Shionogi Pharmaceutical Research Center, Shionogi & Company, Limited, 1-1, Futabacho, 3-chome, Toyonaka, Osaka 561-0825, Japan.
Shionogi Pharmaceutical Research Center, Shionogi & Company, Limited, 1-1, Futabacho, 3-chome, Toyonaka, Osaka 561-0825, Japan.
Bioorg Med Chem. 2020 Sep 1;28(17):115643. doi: 10.1016/j.bmc.2020.115643. Epub 2020 Jul 10.
We report herein the discovery of novel integrase-LEDGF/p75 allosteric inhibitors (INLAIs) based on a benzene scaffold 3. This scaffold can extend substituents from the C1 position unlike the common pyridine scaffolds 2. Structure-activity relationship studies showed that the sulfonamide linker at the C1 position was important for the antiviral activity. Interaction between sulfonamide and Q95 was observed by X-ray crystallography. Compound 31h showed more potent antiviral activity (EC (NL432) = 3.9 nM) than BI-224436 (EC (NL432) = 56 nM), suggesting the potential of the newly designed scaffold 3.

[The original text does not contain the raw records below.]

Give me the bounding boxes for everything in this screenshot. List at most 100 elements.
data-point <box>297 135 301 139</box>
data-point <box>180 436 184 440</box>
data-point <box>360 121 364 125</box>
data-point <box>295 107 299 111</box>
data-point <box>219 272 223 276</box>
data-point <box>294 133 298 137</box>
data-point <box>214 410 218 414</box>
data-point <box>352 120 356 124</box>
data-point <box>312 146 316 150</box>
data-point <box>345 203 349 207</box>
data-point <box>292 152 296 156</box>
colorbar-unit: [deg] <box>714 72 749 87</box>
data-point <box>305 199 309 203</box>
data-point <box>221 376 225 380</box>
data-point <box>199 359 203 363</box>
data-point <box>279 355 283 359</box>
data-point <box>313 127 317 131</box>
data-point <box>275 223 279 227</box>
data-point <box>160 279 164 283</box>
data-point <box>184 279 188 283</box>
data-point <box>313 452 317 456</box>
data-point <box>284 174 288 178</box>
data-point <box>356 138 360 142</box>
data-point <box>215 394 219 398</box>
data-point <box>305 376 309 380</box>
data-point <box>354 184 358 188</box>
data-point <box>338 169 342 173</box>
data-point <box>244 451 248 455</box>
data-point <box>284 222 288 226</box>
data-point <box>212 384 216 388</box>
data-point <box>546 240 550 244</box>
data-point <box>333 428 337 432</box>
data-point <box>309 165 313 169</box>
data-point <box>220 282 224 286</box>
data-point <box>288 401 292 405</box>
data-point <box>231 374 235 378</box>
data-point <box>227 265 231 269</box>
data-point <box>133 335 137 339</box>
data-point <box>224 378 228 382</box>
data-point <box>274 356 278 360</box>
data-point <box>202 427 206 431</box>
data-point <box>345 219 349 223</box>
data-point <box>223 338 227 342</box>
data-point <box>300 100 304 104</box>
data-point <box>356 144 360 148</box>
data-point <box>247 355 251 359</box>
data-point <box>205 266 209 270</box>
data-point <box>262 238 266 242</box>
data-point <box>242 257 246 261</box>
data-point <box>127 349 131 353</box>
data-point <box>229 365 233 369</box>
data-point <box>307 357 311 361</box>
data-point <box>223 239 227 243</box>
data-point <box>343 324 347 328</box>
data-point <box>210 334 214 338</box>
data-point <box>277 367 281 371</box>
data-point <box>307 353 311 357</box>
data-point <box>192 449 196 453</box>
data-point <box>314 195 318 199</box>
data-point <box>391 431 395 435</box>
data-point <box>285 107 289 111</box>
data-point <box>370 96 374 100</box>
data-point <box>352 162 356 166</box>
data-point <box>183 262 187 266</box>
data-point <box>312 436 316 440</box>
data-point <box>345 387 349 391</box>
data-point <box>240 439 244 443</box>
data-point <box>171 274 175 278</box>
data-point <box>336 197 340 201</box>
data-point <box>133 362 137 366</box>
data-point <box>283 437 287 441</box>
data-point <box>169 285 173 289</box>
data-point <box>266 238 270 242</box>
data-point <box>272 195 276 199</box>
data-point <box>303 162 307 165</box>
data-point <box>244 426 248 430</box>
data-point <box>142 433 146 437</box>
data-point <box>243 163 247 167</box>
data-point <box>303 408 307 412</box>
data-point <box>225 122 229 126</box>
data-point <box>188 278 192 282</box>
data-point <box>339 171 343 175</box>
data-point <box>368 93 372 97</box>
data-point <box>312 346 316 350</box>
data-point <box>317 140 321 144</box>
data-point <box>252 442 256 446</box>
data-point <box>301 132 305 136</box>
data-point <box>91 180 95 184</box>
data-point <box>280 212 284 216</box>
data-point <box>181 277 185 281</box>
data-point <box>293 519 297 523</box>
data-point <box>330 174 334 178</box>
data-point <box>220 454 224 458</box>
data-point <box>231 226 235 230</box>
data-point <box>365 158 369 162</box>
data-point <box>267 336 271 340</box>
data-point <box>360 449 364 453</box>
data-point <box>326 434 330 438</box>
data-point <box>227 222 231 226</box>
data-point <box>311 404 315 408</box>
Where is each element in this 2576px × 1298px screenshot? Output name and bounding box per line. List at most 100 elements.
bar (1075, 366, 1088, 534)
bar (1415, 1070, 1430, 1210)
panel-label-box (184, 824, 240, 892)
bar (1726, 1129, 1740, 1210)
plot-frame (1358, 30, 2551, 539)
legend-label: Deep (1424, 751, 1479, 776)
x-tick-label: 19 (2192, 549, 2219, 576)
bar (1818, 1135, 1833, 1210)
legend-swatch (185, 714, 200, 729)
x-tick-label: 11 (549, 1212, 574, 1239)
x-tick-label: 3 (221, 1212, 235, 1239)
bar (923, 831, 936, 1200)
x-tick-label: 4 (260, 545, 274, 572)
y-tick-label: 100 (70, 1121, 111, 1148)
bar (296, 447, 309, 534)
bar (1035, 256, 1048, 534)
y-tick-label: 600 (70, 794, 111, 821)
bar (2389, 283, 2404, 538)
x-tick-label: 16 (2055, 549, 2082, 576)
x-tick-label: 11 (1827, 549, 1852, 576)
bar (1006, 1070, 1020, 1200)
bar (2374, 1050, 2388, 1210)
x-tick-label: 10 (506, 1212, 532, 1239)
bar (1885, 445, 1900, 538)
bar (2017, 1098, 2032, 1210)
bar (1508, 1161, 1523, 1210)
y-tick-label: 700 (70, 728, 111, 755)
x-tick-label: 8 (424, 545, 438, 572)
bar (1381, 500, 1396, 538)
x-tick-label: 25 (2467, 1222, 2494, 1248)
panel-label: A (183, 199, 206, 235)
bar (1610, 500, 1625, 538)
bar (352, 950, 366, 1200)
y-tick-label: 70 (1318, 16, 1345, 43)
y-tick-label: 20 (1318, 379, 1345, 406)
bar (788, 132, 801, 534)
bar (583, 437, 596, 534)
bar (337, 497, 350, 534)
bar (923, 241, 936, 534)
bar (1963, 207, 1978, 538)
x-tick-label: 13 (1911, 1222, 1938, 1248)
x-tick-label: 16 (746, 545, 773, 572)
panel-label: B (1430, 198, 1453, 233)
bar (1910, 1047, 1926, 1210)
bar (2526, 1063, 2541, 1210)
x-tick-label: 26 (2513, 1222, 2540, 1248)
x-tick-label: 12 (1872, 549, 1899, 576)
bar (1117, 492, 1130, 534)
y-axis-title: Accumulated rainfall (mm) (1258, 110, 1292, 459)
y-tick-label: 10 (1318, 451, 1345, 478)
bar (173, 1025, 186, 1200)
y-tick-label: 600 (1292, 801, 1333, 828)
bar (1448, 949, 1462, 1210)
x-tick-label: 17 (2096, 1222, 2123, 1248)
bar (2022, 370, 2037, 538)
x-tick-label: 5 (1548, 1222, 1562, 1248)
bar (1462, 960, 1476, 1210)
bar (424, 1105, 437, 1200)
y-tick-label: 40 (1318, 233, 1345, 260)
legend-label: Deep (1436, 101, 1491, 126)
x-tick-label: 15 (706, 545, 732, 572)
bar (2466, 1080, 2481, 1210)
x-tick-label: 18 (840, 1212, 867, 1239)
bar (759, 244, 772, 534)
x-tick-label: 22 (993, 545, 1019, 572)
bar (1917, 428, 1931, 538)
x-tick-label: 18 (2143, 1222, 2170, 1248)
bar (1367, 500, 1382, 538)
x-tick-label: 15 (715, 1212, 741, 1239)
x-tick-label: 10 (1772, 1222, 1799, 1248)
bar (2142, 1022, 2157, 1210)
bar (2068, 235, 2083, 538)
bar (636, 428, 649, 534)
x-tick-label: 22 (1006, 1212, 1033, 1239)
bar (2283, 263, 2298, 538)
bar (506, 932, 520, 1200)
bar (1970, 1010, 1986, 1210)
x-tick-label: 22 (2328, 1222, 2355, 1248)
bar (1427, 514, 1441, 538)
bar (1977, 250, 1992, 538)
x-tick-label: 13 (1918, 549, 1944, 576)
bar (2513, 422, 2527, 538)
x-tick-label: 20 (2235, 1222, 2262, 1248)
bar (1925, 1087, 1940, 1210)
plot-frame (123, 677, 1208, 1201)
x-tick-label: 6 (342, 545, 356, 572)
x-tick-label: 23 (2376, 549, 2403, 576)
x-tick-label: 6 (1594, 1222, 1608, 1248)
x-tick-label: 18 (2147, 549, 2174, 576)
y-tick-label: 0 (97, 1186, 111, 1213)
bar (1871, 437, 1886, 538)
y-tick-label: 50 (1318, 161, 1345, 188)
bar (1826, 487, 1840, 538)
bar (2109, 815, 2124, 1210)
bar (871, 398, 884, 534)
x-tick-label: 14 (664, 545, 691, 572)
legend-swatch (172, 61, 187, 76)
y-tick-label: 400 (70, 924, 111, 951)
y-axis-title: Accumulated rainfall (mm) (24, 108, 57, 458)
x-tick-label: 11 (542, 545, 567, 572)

我们在此报告了基于苯环骨架 3 的新型整合酶 - LEDGF/p75 别构抑制剂 (INLAIs) 的发现。与常见的吡啶骨架 2 不同,该骨架可以从 C1 位置延伸取代基。构效关系研究表明,C1 位置的磺酰胺连接基对于抗病毒活性很重要。通过 X 射线晶体学观察到磺酰胺与 Q95 之间的相互作用。化合物 31h 显示出比 BI-224436(EC(NL432)= 56 nM)更强的抗病毒活性(EC(NL432)= 3.9 nM),这表明新设计的骨架 3 具有潜力。